I had to re-educate myself to recognize hunger. Sounds stupid, doesn’t it? I’m not talking about your body’s response when you smell food. That’s a learned mechanism, right up there with Pavlov’s dogs. But letting yourself go long enough without food to be genuinely hungry, and then only eating until you’re not hungry any more? That’s a little more tricky. I’d done the genuinely hungry part now and then, after which I’d stuffed myself well past the point of being satiated. It was the “stop eating when you’re not hungry any more” thing that took a while longer to perfect.
The scary part is that when I actually started paying attention, I discovered I didn’t need or even want seconds (much less thirds) to be comfortable. I could stop at one sandwich or one bowl of cereal and be just fine.
Somewhere along the way to re-acquainting myself with the phenomenon of hunger, I also started paying more attention to the taste of my food, too. When I did, I discovered that a lot of fast food doesn’t taste as great as I’d once believed. Home-cooked meals are hands-down the best food you can get, both in terms of health concerns and taste. It’s not tough to cook a balanced meal, even if time is an issue. It may entail making meals in bulk and freezing individual (or family-sized) portions, sometimes, but it’s certainly doable.
What’s even better is that by cooking at home, you save enough over time to pay for the new wardrobe to fit your shrinking size!
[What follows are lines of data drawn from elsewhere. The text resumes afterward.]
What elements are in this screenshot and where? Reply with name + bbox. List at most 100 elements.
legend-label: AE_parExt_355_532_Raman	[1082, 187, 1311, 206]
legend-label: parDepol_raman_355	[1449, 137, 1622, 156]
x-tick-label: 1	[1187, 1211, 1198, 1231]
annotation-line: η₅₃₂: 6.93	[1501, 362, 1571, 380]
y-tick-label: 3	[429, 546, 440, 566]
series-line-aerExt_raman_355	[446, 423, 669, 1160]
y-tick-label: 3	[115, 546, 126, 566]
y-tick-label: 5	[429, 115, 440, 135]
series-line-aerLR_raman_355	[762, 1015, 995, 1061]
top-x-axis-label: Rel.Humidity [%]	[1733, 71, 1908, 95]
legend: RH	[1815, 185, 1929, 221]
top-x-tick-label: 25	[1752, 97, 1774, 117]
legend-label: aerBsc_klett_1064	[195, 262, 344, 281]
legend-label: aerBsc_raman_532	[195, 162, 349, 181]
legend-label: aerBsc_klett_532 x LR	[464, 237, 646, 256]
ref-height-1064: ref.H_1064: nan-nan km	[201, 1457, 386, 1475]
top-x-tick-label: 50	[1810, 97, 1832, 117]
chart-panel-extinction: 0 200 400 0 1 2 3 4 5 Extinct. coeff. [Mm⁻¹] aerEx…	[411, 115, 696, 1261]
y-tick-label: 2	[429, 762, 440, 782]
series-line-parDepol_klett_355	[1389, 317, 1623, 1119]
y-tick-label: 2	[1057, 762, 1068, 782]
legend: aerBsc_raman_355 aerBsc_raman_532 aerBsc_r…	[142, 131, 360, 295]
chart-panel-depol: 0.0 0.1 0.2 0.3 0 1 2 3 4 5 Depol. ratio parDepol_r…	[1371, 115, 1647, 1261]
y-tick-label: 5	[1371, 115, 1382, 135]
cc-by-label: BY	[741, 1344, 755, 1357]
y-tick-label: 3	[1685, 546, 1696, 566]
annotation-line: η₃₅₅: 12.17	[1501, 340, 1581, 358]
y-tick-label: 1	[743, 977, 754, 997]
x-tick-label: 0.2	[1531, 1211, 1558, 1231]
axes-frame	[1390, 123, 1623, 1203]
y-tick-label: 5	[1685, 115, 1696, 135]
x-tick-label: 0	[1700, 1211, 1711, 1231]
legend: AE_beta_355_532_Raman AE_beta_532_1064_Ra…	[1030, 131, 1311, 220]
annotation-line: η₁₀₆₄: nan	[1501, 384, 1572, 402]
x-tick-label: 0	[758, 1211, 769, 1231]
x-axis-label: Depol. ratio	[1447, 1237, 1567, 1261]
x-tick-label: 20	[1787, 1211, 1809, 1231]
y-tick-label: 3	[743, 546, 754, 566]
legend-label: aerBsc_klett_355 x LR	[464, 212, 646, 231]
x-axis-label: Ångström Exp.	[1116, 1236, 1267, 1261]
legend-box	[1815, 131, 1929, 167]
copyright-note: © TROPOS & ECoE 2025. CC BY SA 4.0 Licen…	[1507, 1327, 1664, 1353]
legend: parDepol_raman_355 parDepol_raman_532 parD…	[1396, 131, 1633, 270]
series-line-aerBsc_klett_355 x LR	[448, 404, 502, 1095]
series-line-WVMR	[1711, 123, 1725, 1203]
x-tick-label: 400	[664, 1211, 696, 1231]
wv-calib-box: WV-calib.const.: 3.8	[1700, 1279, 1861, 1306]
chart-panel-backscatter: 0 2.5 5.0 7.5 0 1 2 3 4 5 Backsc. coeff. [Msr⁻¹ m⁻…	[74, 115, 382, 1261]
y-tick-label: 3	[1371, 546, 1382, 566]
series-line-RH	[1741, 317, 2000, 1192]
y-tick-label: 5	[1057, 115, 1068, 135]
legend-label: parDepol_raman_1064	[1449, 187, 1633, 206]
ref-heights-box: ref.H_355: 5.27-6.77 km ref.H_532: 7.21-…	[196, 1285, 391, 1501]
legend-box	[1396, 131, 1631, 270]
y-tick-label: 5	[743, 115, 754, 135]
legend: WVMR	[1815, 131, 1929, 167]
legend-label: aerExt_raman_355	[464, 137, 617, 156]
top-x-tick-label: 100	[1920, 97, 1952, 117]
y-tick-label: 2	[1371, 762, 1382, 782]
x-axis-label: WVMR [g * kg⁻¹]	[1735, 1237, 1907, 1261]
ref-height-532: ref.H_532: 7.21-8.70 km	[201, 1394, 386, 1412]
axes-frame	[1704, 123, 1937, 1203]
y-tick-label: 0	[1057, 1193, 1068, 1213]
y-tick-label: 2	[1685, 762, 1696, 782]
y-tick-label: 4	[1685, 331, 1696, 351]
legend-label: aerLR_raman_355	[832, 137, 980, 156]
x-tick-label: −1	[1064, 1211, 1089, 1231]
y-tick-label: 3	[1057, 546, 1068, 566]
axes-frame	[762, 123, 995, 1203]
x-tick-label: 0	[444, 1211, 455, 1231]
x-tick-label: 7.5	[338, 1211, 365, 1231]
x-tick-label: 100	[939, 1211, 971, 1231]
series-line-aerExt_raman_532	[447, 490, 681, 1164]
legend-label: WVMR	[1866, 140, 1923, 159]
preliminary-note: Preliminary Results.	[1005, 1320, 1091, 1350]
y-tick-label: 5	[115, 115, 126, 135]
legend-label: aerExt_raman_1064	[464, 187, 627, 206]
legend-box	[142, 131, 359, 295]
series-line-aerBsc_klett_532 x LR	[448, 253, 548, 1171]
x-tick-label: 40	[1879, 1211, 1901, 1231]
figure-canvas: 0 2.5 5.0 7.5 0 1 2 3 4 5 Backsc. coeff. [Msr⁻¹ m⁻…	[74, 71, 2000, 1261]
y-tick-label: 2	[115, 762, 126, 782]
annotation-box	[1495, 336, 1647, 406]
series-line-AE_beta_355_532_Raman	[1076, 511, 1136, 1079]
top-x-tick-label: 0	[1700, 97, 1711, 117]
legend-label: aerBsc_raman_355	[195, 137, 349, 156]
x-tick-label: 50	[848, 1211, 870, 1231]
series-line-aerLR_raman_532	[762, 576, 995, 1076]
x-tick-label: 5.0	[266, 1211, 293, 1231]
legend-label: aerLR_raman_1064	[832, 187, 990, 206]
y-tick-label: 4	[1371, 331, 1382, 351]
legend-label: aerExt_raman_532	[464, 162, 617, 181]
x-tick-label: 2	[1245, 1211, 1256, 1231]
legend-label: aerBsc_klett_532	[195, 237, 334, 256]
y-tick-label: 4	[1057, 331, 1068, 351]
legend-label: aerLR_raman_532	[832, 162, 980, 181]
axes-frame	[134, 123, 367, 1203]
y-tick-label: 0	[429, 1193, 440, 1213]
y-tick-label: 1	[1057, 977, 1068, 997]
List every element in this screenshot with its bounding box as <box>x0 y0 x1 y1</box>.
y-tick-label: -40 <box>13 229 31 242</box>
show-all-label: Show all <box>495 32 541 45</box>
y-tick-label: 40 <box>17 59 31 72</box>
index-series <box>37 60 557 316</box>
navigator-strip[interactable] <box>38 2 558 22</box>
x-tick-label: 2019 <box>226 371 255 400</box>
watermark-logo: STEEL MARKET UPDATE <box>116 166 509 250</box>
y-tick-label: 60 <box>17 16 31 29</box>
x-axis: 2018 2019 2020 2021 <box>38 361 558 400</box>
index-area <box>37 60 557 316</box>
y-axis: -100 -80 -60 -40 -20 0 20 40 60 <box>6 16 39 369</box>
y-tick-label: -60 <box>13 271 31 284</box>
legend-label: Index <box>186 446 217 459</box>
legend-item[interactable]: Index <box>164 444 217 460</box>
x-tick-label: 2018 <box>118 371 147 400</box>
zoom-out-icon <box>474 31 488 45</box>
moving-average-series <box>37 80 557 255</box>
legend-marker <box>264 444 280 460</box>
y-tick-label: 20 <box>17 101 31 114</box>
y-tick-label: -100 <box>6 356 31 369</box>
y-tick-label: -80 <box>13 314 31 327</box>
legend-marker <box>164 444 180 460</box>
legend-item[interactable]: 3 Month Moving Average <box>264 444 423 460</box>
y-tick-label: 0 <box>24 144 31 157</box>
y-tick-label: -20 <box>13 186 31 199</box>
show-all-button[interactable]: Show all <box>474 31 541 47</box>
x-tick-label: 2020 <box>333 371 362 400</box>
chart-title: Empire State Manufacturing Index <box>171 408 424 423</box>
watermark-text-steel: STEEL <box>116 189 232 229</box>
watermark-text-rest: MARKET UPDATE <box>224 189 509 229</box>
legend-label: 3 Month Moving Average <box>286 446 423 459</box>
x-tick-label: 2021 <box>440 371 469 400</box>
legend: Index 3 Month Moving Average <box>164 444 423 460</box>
Incidentally, lest you think this is some radical and outrageous concept that lacks any medical foundation, consider that it comes with a pretty spiffy pedigree. Among other things, the first thing the Mayo Clinic mentions for effective weight loss is to eat only when hungry, and the US Army admonishes troops to eat only when hungry, instead of eating out of boredom or stress.
Eating when you’re hungry won’t make you fashion-model thin. It also won’t undo your weight problem overnight. It will, over time, help you discover what your normal, healthy weight is, and will help you to achieve and maintain it.
Don’t cut out your favorite foods. Denying yourself something you love will only make you crave it more. That, in turn, leads to unhealthy binges. Instead, listen to your body. Eat whatever you want to eat, but only when you’re hungry and only as much as you need to stop being hungry. The first part is easy, the part about eating whatever you want to eat. The second part may take a little bit of focus at first. After all, you’ve been ignoring your body’s sigals for years. You’ve got a lot to unlearn, and you’ll undoubtedly blow it now and then, no matter how much you promise yourself you won’t. If you do overeat, don’t sweat it. Just wait until you’re hungry again before you eat.
What’s the barometer to measure overeating? If you eat until you’re “full,” you’ve overdone it.
Take time when eating. Turn off distractions like television. Sit down at the table and focus on the food. Take the time to savor every taste, to pay attention to how your body feels before, during and after a meal.
Sounds kind of decadent, doesn’t it?
To lift from an old television commercial: “Try it. You’ll like it.”